The weather was so insanely bad for much of this week, that the beauty of a still, warm Sunday afternoon and night was especially welcome. And given the madness of this golf year — Phil and the Saudis and Greg Norman and the whole Tiger watch thing — it was just so welcome to see golf show its sense of dignity again.
When Scheffler’s caddie, Ted Scott, who won this tournament twice with Bubba Watson, came off the 18th green, he headed to the clubhouse with his boss’s golf bag on his right shoulder and the tapered, yellow 18th-hole flagstick in his left hand. He marched down a path lined by clapping, cheering fans. He smiled but otherwise did not respond. Scott knew: The folks were there to see the winner. He’s the caddie, not the star. When he talked to reporters he tried to control his emotions, but tears were gathering below his left eye.
Later, Scheffler himself made his way down that same pathway, arm-in-arm with wife, Meredith, whom he met when they were both in high school. (Of course.) He towers over her. She was wearing a floral sundress and carried a green pocketbook. That ringing phone you hear is 1962 calling. There was something serene and appropriate about the whole final day. By the way, Cam Smith would have been a great winner, too. He lost his way as a golfer on Masters Sunday, for a brief while, but not, at all, as a person.
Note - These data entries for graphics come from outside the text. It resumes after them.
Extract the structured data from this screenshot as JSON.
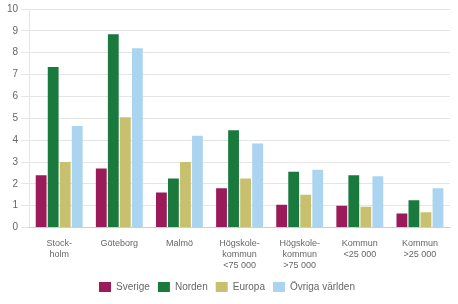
{
  "chart_data": {
    "type": "bar",
    "categories": [
      "Stock-\nholm",
      "Göteborg",
      "Malmö",
      "Högskole-\nkommun\n<75 000",
      "Högskole-\nkommun\n>75 000",
      "Kommun\n<25 000",
      "Kommun\n>25 000"
    ],
    "series": [
      {
        "name": "Sverige",
        "color": "#9b1b5a",
        "values": [
          2.4,
          2.7,
          1.6,
          1.8,
          1.05,
          1.0,
          0.65
        ]
      },
      {
        "name": "Norden",
        "color": "#1a7a3e",
        "values": [
          7.35,
          8.85,
          2.25,
          4.45,
          2.55,
          2.4,
          1.25
        ]
      },
      {
        "name": "Europa",
        "color": "#c8c06e",
        "values": [
          3.0,
          5.05,
          3.0,
          2.25,
          1.5,
          0.95,
          0.7
        ]
      },
      {
        "name": "Övriga världen",
        "color": "#aad4f0",
        "values": [
          4.65,
          8.2,
          4.2,
          3.85,
          2.65,
          2.35,
          1.8
        ]
      }
    ],
    "ylim": [
      0,
      10
    ],
    "yticks": [
      0,
      1,
      2,
      3,
      4,
      5,
      6,
      7,
      8,
      9,
      10
    ],
    "grid": true,
    "legend": "bottom"
  }
}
On Tuesday night of Masters week, in a second-floor dining room in the clubhouse, the Masters winners gather for dinner. Hogan started the tradition. Scheffler will keep it going. Everybody sits at one long table and Bernhard Langer, Zach Johnson and Larry Mize sit together in the praise-the-Lord, pass-the-biscuits section of the table. Scheffler will be right at home with them.
It’s easy, when writing any sort of game story, to skip right over any mention of God on the part of the protagonists. That started as a reaction to athletes saying that God was on their side, etc. Oh please.
But when Scheffler talks about his faith it’s in the context of balance and in this year of golfing madness and much noise his priority system is just refreshing. He doesn’t come off as a me-me-me person, or as a golfer looking for more and more and more. He was asked about (to use a modern phrase) his life-work balance.
“It all goes back to my faith,” he said. “The reason why I play golf is that I’m trying to glorify God and all that he’s done in my life. So for me, my identity isn’t a golf score. Like Meredith told me this morning, if you win this golf tournament today, if you lose this golf tournament by 10 shots, if you never win another golf tournament again she goes, I’m still going to love you, you’re still going to be the same person.”
Does that sound like a 25-year-old who just won the Masters?
It’s like he’s figured something out. It’s like he knows.